Spark is the core software used in this course. More specifically, we'll be extensively using PySpark, which provide Python bindings to Spark. (Py)Spark can be invoked from the command line, but the assignments are written as Jupyter notebooks.
Although (Py)Spark is intended to run on a cluster, in this course you'll be running the complete software stack locally. The assignments are designed so that they can be completed on any reasonably modern laptop. The datasets we'll be giving you are no more than a small number of gigabytes, and processing time is not intended to take more than a couple of minutes at most. If you encounter any divergence from this, it's likely that you're not doing something right...
We will strive to be helpful, but it is our expectation that you will be able to install and configure all software necessary for this course on your own. We provide basic installation instructions here, but the course staff cannot provide detailed technical support and individual hand-holding for everyone, due to the number of students and the idiosyncrasies of individual systems.
Conda is recommended for managing your environment. Here's how you might get started by creating an environment for this course:
conda create -n cs451 python=3.10 -y conda activate cs451
Once you've activated the environment, install the following packages:
conda install -c conda-forge openjdk=21 maven -y pip install findspark pip install numpy pip install jupyterlab
We'll be using Python 3.10 and Java 21.
As of September 2025, jupyterlab
is at version 4.4.6.
Next, grab the Spark tarball from here. You want v4.0.0, "Pre-built for Apache Hadoop 3.4 and later". Note that Spark 4 is pre-built with Scala 2.13.
Unpack the tarball somewhere convenient.
Set your SPARK_HOME
environment variable to point to the location where you've unpacked the tarball.
Add the bin/
sub-directory to your path.
Something like this:
export SPARK_HOME="/path/to/spark-4.0.0-bin-hadoop3" export PATH="$PATH:$SPARK_HOME/bin"
Once this is all done, you should be able to launch JupyterLab in a shell (terminal), as follows:
jupyter lab
The above instructions provide a starting point. There are many variations, especially for different operating systems, so YMMV.
For anyone interested in using the student Linux servers to complete course assignments, please follow the steps outlined here to get access. This option is highly recommended for Windows users, since assignment notebooks may not run seamlessly on Windows, even if using WSL.
Once you're logged into the server, follow these installation steps:
# Download Miniconda installer wget https://repo.anaconda.com/miniconda/Miniconda3-latest-Linux-x86_64.sh -O miniconda.sh # Run the installer bash miniconda.sh -b -p $HOME/miniconda # Initialize conda in your shell eval "$($HOME/miniconda/bin/conda shell.bash hook)" conda init # Create course environment conda create -n cs451 python=3.10 -y conda activate cs451 # Java 21 + Maven conda install -c conda-forge openjdk=21 maven -y # Python libraries pip install findspark numpy jupyterlab # Spark 4.0.0 prebuilt with Hadoop 3.4+ wget https://archive.apache.org/dist/spark/spark-4.0.0/spark-4.0.0-bin-hadoop3.tgz tar -xvzf spark-4.0.0-bin-hadoop3.tgz -C $HOME # Set environment variables.

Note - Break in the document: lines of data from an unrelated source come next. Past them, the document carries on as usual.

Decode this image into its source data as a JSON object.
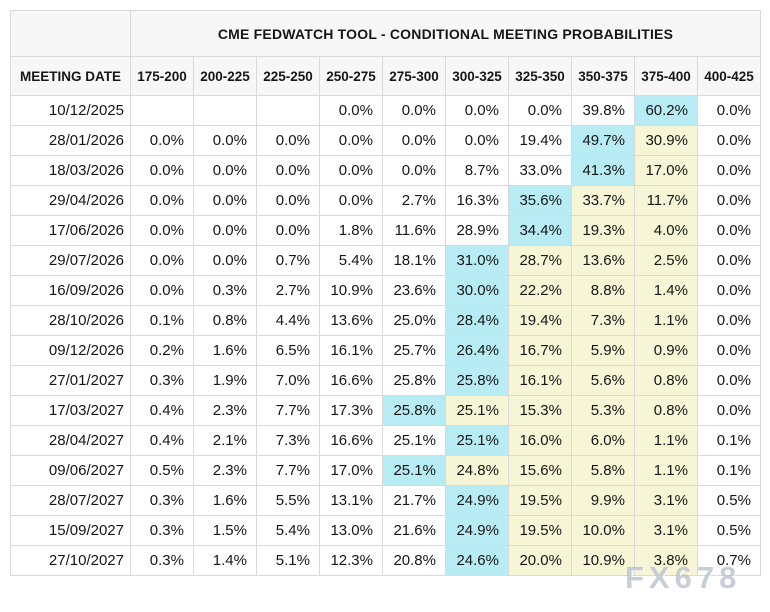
{
  "colors": {
    "max_highlight": "#b7ecf4",
    "tail_highlight": "#f6f6d7",
    "header_bg": "#f7f7f7",
    "border": "#d9d9d9"
  },
  "watermark": {
    "text": "FX678"
  },
  "chart_data": {
    "type": "table",
    "title": "CME FEDWATCH TOOL - CONDITIONAL MEETING PROBABILITIES",
    "columns": [
      "MEETING DATE",
      "175-200",
      "200-225",
      "225-250",
      "250-275",
      "275-300",
      "300-325",
      "325-350",
      "350-375",
      "375-400",
      "400-425"
    ],
    "highlight_legend": {
      "max": "highest probability in row (cyan)",
      "tail": "probabilities to the right of peak (pale yellow)"
    },
    "rows": [
      {
        "date": "10/12/2025",
        "values": [
          "",
          "",
          "",
          "0.0%",
          "0.0%",
          "0.0%",
          "0.0%",
          "39.8%",
          "60.2%",
          "0.0%"
        ],
        "highlights": [
          "",
          "",
          "",
          "",
          "",
          "",
          "",
          "",
          "max",
          ""
        ]
      },
      {
        "date": "28/01/2026",
        "values": [
          "0.0%",
          "0.0%",
          "0.0%",
          "0.0%",
          "0.0%",
          "0.0%",
          "19.4%",
          "49.7%",
          "30.9%",
          "0.0%"
        ],
        "highlights": [
          "",
          "",
          "",
          "",
          "",
          "",
          "",
          "max",
          "tail",
          ""
        ]
      },
      {
        "date": "18/03/2026",
        "values": [
          "0.0%",
          "0.0%",
          "0.0%",
          "0.0%",
          "0.0%",
          "8.7%",
          "33.0%",
          "41.3%",
          "17.0%",
          "0.0%"
        ],
        "highlights": [
          "",
          "",
          "",
          "",
          "",
          "",
          "",
          "max",
          "tail",
          ""
        ]
      },
      {
        "date": "29/04/2026",
        "values": [
          "0.0%",
          "0.0%",
          "0.0%",
          "0.0%",
          "2.7%",
          "16.3%",
          "35.6%",
          "33.7%",
          "11.7%",
          "0.0%"
        ],
        "highlights": [
          "",
          "",
          "",
          "",
          "",
          "",
          "max",
          "tail",
          "tail",
          ""
        ]
      },
      {
        "date": "17/06/2026",
        "values": [
          "0.0%",
          "0.0%",
          "0.0%",
          "1.8%",
          "11.6%",
          "28.9%",
          "34.4%",
          "19.3%",
          "4.0%",
          "0.0%"
        ],
        "highlights": [
          "",
          "",
          "",
          "",
          "",
          "",
          "max",
          "tail",
          "tail",
          ""
        ]
      },
      {
        "date": "29/07/2026",
        "values": [
          "0.0%",
          "0.0%",
          "0.7%",
          "5.4%",
          "18.1%",
          "31.0%",
          "28.7%",
          "13.6%",
          "2.5%",
          "0.0%"
        ],
        "highlights": [
          "",
          "",
          "",
          "",
          "",
          "max",
          "tail",
          "tail",
          "tail",
          ""
        ]
      },
      {
        "date": "16/09/2026",
        "values": [
          "0.0%",
          "0.3%",
          "2.7%",
          "10.9%",
          "23.6%",
          "30.0%",
          "22.2%",
          "8.8%",
          "1.4%",
          "0.0%"
        ],
        "highlights": [
          "",
          "",
          "",
          "",
          "",
          "max",
          "tail",
          "tail",
          "tail",
          ""
        ]
      },
      {
        "date": "28/10/2026",
        "values": [
          "0.1%",
          "0.8%",
          "4.4%",
          "13.6%",
          "25.0%",
          "28.4%",
          "19.4%",
          "7.3%",
          "1.1%",
          "0.0%"
        ],
        "highlights": [
          "",
          "",
          "",
          "",
          "",
          "max",
          "tail",
          "tail",
          "tail",
          ""
        ]
      },
      {
        "date": "09/12/2026",
        "values": [
          "0.2%",
          "1.6%",
          "6.5%",
          "16.1%",
          "25.7%",
          "26.4%",
          "16.7%",
          "5.9%",
          "0.9%",
          "0.0%"
        ],
        "highlights": [
          "",
          "",
          "",
          "",
          "",
          "max",
          "tail",
          "tail",
          "tail",
          ""
        ]
      },
      {
        "date": "27/01/2027",
        "values": [
          "0.3%",
          "1.9%",
          "7.0%",
          "16.6%",
          "25.8%",
          "25.8%",
          "16.1%",
          "5.6%",
          "0.8%",
          "0.0%"
        ],
        "highlights": [
          "",
          "",
          "",
          "",
          "",
          "max",
          "tail",
          "tail",
          "tail",
          ""
        ]
      },
      {
        "date": "17/03/2027",
        "values": [
          "0.4%",
          "2.3%",
          "7.7%",
          "17.3%",
          "25.8%",
          "25.1%",
          "15.3%",
          "5.3%",
          "0.8%",
          "0.0%"
        ],
        "highlights": [
          "",
          "",
          "",
          "",
          "max",
          "tail",
          "tail",
          "tail",
          "tail",
          ""
        ]
      },
      {
        "date": "28/04/2027",
        "values": [
          "0.4%",
          "2.1%",
          "7.3%",
          "16.6%",
          "25.1%",
          "25.1%",
          "16.0%",
          "6.0%",
          "1.1%",
          "0.1%"
        ],
        "highlights": [
          "",
          "",
          "",
          "",
          "",
          "max",
          "tail",
          "tail",
          "tail",
          ""
        ]
      },
      {
        "date": "09/06/2027",
        "values": [
          "0.5%",
          "2.3%",
          "7.7%",
          "17.0%",
          "25.1%",
          "24.8%",
          "15.6%",
          "5.8%",
          "1.1%",
          "0.1%"
        ],
        "highlights": [
          "",
          "",
          "",
          "",
          "max",
          "tail",
          "tail",
          "tail",
          "tail",
          ""
        ]
      },
      {
        "date": "28/07/2027",
        "values": [
          "0.3%",
          "1.6%",
          "5.5%",
          "13.1%",
          "21.7%",
          "24.9%",
          "19.5%",
          "9.9%",
          "3.1%",
          "0.5%"
        ],
        "highlights": [
          "",
          "",
          "",
          "",
          "",
          "max",
          "tail",
          "tail",
          "tail",
          ""
        ]
      },
      {
        "date": "15/09/2027",
        "values": [
          "0.3%",
          "1.5%",
          "5.4%",
          "13.0%",
          "21.6%",
          "24.9%",
          "19.5%",
          "10.0%",
          "3.1%",
          "0.5%"
        ],
        "highlights": [
          "",
          "",
          "",
          "",
          "",
          "max",
          "tail",
          "tail",
          "tail",
          ""
        ]
      },
      {
        "date": "27/10/2027",
        "values": [
          "0.3%",
          "1.4%",
          "5.1%",
          "12.3%",
          "20.8%",
          "24.6%",
          "20.0%",
          "10.9%",
          "3.8%",
          "0.7%"
        ],
        "highlights": [
          "",
          "",
          "",
          "",
          "",
          "max",
          "tail",
          "tail",
          "tail",
          ""
        ]
      }
    ]
  }
}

Add these two lines to the bottom of your ~/.bashrc: export SPARK_HOME="/path/to/spark-4.0.0-bin-hadoop3" export PATH="$PATH:$SPARK_HOME/bin" # Reload shell source ~/.bashrc
Here's how to verify everything works:
# Ensure conda course environment is activated then run the following commands spark-shell --version # should print Spark info jupyter lab # launch JupyterLab
When you start JupyterLab from the terminal, it will display a few links. Copy any one of them into your browser on your local machine to open and work with the notebook.
The Remote - SSH extension lets you use any remote machine with a SSH server as your development environment.
After connecting to the student linux environment using your SSH credentials, open a directory for your assignments - this will relaunch VS Code requiring you to provide your SSH password again.
Opening a .ipynb
notebook should render the notebook, allowing it to be run and edited. Clicking the ⊳ next to an executable cell should prompt you to install Jupyter extension pack. Accepting this will allow you to pick the python interpreter that will be used. One of these options should be cs451 conda environment you created earlier - select this one.
To verify everything works, try editing the first executable cell to include print("VS Code + Jupyter is working!")
and see if this is printed after clicking the ⊳ next to the cell.
While the assignments are to be turned in via Jupyter notebooks, it is not necessarily the case that they are the most convenient development environment. Different software capabilities can be accessed via JupyterLab, from a shell (terminal), from VS Code, etc. You might want to experiment with difference approaches for different usage scenarios. Remember, though, to follow the submission instructions for each assignment.